Utilizzando un impianto di genere, il gangster movie, ed una citta’, Londra, David Cronemberg continua a parlare di violenza come pulsione primaria dell’essere umano, raccontando le vicende di ordinaria criminalita’ di una famiglia mafiosa alle prese con uno scomodo diario e costretta a fronteggiare l’idealismo senza frontiere di una coraggiosa dottoressa. Il microcosmo delinquenziale inserito all’interno della comunita’ russa e’ l’ambiente ideale per vedere in azione i meccanismi che regolano l’esistenza umana. La struttura tribale come principio informatore di ogni attivita’ ,i meccanismi ancestrali vissuti come fardello psicologico, le relazioni familiari organizzate come strumento di potere sono rappresentate con sguardo da entomologo ed una messa in scena che e’ un referto patologico.

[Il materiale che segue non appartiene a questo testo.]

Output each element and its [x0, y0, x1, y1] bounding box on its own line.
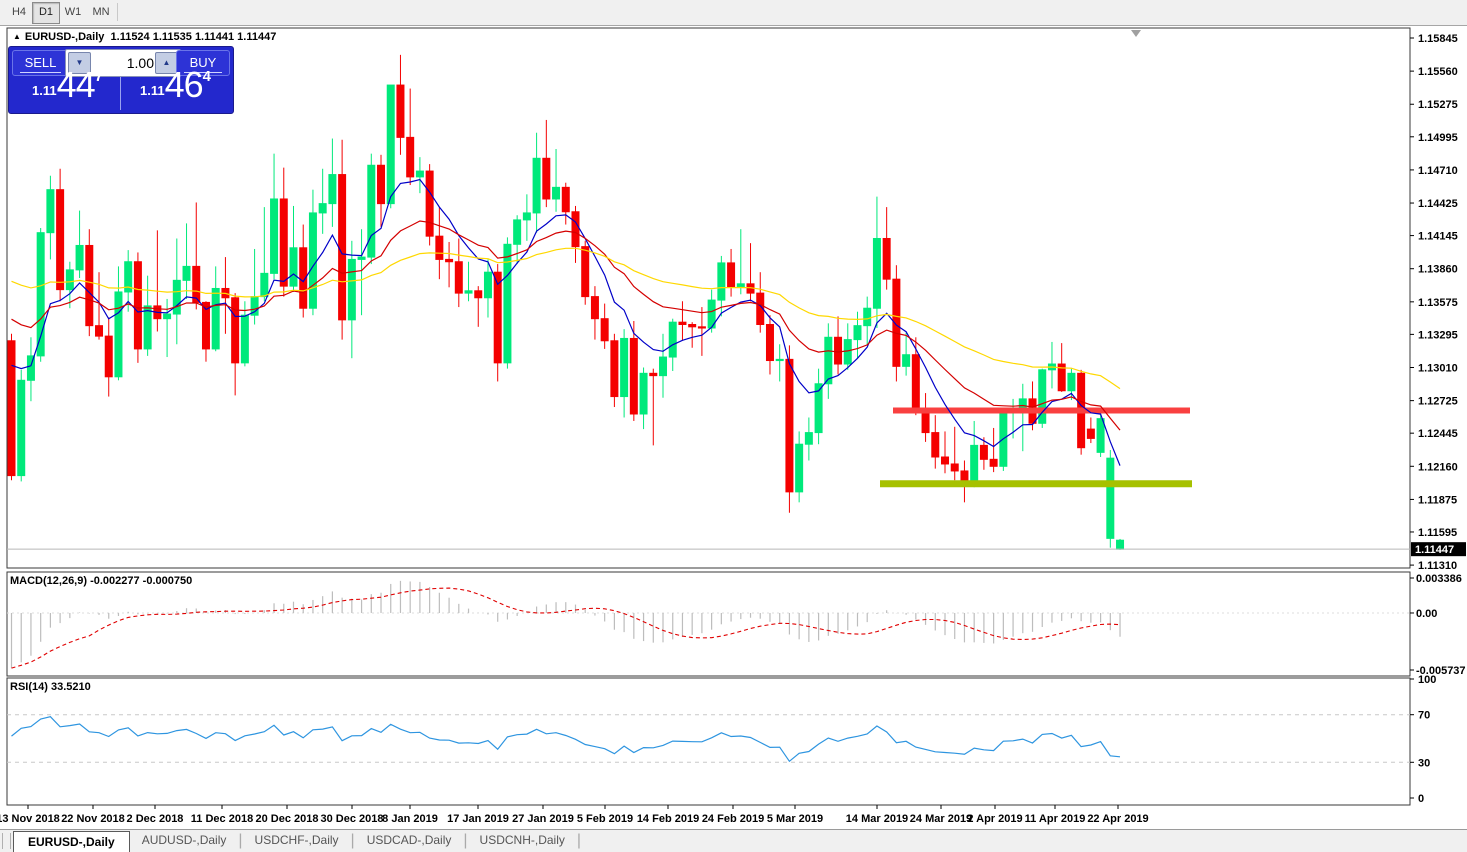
tabs-grip-icon[interactable]	[2, 833, 11, 849]
rsi-axis: 100 70 30 0	[1410, 674, 1436, 805]
svg-text:100: 100	[1418, 674, 1436, 686]
buy-price-button[interactable]: 1.11464	[122, 64, 230, 110]
chart-canvas[interactable]: 1.114471.158451.155601.152751.149951.147…	[0, 0, 1467, 851]
timeframe-button-mn[interactable]: MN	[88, 2, 114, 22]
svg-text:22 Nov 2018: 22 Nov 2018	[61, 813, 125, 825]
svg-text:1.11447: 1.11447	[1415, 544, 1454, 556]
svg-text:0.00: 0.00	[1416, 608, 1437, 620]
tab-eurusd-daily[interactable]: EURUSD-,Daily	[13, 831, 130, 852]
chart-tabs-bar: EURUSD-,Daily AUDUSD-,Daily | USDCHF-,Da…	[0, 829, 1467, 852]
svg-text:2 Dec 2018: 2 Dec 2018	[127, 813, 184, 825]
timeframe-toolbar: H4 D1 W1 MN	[0, 0, 1467, 26]
tab-audusd-daily[interactable]: AUDUSD-,Daily	[130, 830, 239, 852]
svg-text:1.14995: 1.14995	[1418, 132, 1458, 144]
svg-text:1.14145: 1.14145	[1418, 231, 1458, 243]
chart-symbol-label: EURUSD-,Daily	[24, 31, 105, 43]
svg-text:30: 30	[1418, 757, 1430, 769]
chart-title: ▲ EURUSD-,Daily 1.11524 1.11535 1.11441 1…	[13, 31, 276, 43]
sell-price-prefix: 1.11	[32, 83, 57, 98]
svg-text:1.13575: 1.13575	[1418, 297, 1458, 309]
svg-text:70: 70	[1418, 710, 1430, 722]
buy-price-big: 46	[164, 64, 204, 105]
svg-text:8 Jan 2019: 8 Jan 2019	[382, 813, 438, 825]
svg-text:24 Mar 2019: 24 Mar 2019	[910, 813, 972, 825]
svg-text:1.11875: 1.11875	[1418, 494, 1457, 506]
buy-price-sup: 4	[202, 68, 211, 85]
svg-text:1.13860: 1.13860	[1418, 264, 1458, 276]
svg-text:1.15845: 1.15845	[1418, 33, 1458, 45]
pane-borders	[0, 27, 1467, 851]
svg-text:1.12725: 1.12725	[1418, 396, 1458, 408]
svg-text:1.15560: 1.15560	[1418, 66, 1458, 78]
svg-text:14 Mar 2019: 14 Mar 2019	[846, 813, 908, 825]
toolbar-separator	[117, 3, 118, 21]
tab-divider: |	[576, 832, 582, 849]
svg-text:17 Jan 2019: 17 Jan 2019	[447, 813, 509, 825]
svg-text:0: 0	[1418, 793, 1424, 805]
svg-text:30 Dec 2018: 30 Dec 2018	[321, 813, 384, 825]
svg-text:1.15275: 1.15275	[1418, 99, 1458, 111]
macd-indicator-label: MACD(12,26,9) -0.002277 -0.000750	[10, 575, 193, 587]
tab-usdcad-daily[interactable]: USDCAD-,Daily	[355, 830, 464, 852]
svg-text:1.11310: 1.11310	[1418, 560, 1457, 572]
svg-text:5 Mar 2019: 5 Mar 2019	[767, 813, 823, 825]
collapse-marker-icon[interactable]: ▲	[13, 32, 21, 41]
svg-text:1.13295: 1.13295	[1418, 329, 1458, 341]
rsi-indicator-label: RSI(14) 33.5210	[10, 681, 91, 693]
svg-text:5 Feb 2019: 5 Feb 2019	[577, 813, 633, 825]
timeframe-button-h4[interactable]: H4	[6, 2, 32, 22]
sell-price-big: 44	[56, 64, 96, 105]
svg-text:0.003386: 0.003386	[1416, 573, 1462, 585]
svg-text:13 Nov 2018: 13 Nov 2018	[0, 813, 60, 825]
sell-price-sup: 7	[94, 68, 103, 85]
svg-text:1.12445: 1.12445	[1418, 428, 1458, 440]
svg-text:1.12160: 1.12160	[1418, 461, 1458, 473]
svg-text:24 Feb 2019: 24 Feb 2019	[702, 813, 764, 825]
chart-ohlc-values: 1.11524 1.11535 1.11441 1.11447	[110, 31, 277, 43]
svg-text:1.14425: 1.14425	[1418, 198, 1458, 210]
svg-text:2 Apr 2019: 2 Apr 2019	[967, 813, 1022, 825]
timeframe-button-d1[interactable]: D1	[32, 2, 60, 24]
svg-text:1.11595: 1.11595	[1418, 527, 1457, 539]
one-click-trading-panel: SELL ▼ 1.00 ▲ BUY 1.11447 1.11464	[8, 46, 234, 114]
svg-text:11 Dec 2018: 11 Dec 2018	[191, 813, 253, 825]
tab-usdcnh-daily[interactable]: USDCNH-,Daily	[468, 830, 577, 852]
svg-text:1.13010: 1.13010	[1418, 363, 1458, 375]
macd-axis: 0.0033860.00-0.005737	[1410, 573, 1466, 677]
tab-usdchf-daily[interactable]: USDCHF-,Daily	[243, 830, 351, 852]
svg-text:27 Jan 2019: 27 Jan 2019	[512, 813, 574, 825]
svg-text:20 Dec 2018: 20 Dec 2018	[256, 813, 319, 825]
svg-text:1.14710: 1.14710	[1418, 165, 1458, 177]
price-axis[interactable]: 1.15845 1.15560 1.15275 1.14995 1.14710 1.144…	[1410, 33, 1458, 572]
svg-text:14 Feb 2019: 14 Feb 2019	[637, 813, 699, 825]
time-axis[interactable]: 13 Nov 2018 22 Nov 2018 2 Dec 2018 11 Dec 2…	[0, 805, 1149, 825]
timeframe-button-w1[interactable]: W1	[60, 2, 86, 22]
svg-text:11 Apr 2019: 11 Apr 2019	[1025, 813, 1086, 825]
mt4-window: { "toolbar": { "timeframes": [ {"label":…	[0, 0, 1467, 852]
svg-text:22 Apr 2019: 22 Apr 2019	[1087, 813, 1148, 825]
sell-price-button[interactable]: 1.11447	[12, 64, 121, 110]
buy-price-prefix: 1.11	[140, 83, 165, 98]
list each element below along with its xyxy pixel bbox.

Il determinismo darwiniano impone la sua legge attraverso l’escalation di un "uomo tranquillo", un factotum della mafia con aspirazioni filosofiche, personaggio speculare all’imperturbabile padre di famiglia di "A History of violence", che mostra la sua vera natura quando, in un escalation di brutalita’ realizzata in puro stile cronemberghiano con i corpi che si avvinghiano in un estasi di sangue e redenzione e’ costretto a lottare per salvare la propria vita. Come al solito il regista piega le regole del genere alle necessita’ della sua visione ma questa volta il meccanismo non funziona perche’ si lascia trascinare da un plot monocorde, piu’ attento ai dettagli visivi (il look tatuato ed il taglio di capelli del faccendiere) che allo sviluppo drammaturgico (la bellezza bionda e angelica di Naomi Watts e la virilita’ nera e trattenuta del protagonista) che non aiuta l’elaborazione di quel mondo altro che si annida dietro la normalita’ del quotidiano. Ciononostante il pubblico del TFF come era accaduto per il deludente "Blueberry Nights" ha applaudito con convinzione i titoli di coda confermando una succube assuefuazione.

The Savages

Forte dei successi riscossi al Sundance "The savages" e’ stato scelto per inaugurare non solo il concorso ufficiale ma anche la vetrina del 25° Torino Film Festival (TFF). Una scelta su cui riflettere per cercare di capire quale sara’ la tendenza di questo edizione. L’opera in questione sembra riflettere il carattere del suo direttore, serio, professionale, che bada alla sostanza infischiandosene del chiacchericcio mediatico che lo circonda. Se poi ci si vuole inoltrare nello specifico bisogna aggiungere che il film riassume pregi e difetti del cinema Indi targato Redford: una sceneggiatura di ferro, attori che calzano a pennello con i personaggi interpretati (Linney e Hoffman nella stessa inquadratura valgono il biglietto), regia pragmatica ed al servizio dell’opera ma anche una certa ripetitivita’ dei temi, in questo caso le conseguenze di una educazione anaffettiva e violenta, e delle scelte stilistiche, improntate ad un minimalismo carveriano che alla lunga appare monocorde e poco vitale. Detto questo il film e’ all’altezza del compito perche’ riesce ad essere impegnato senza venir meno alle sue prerogative di intrattenimento cinefilo.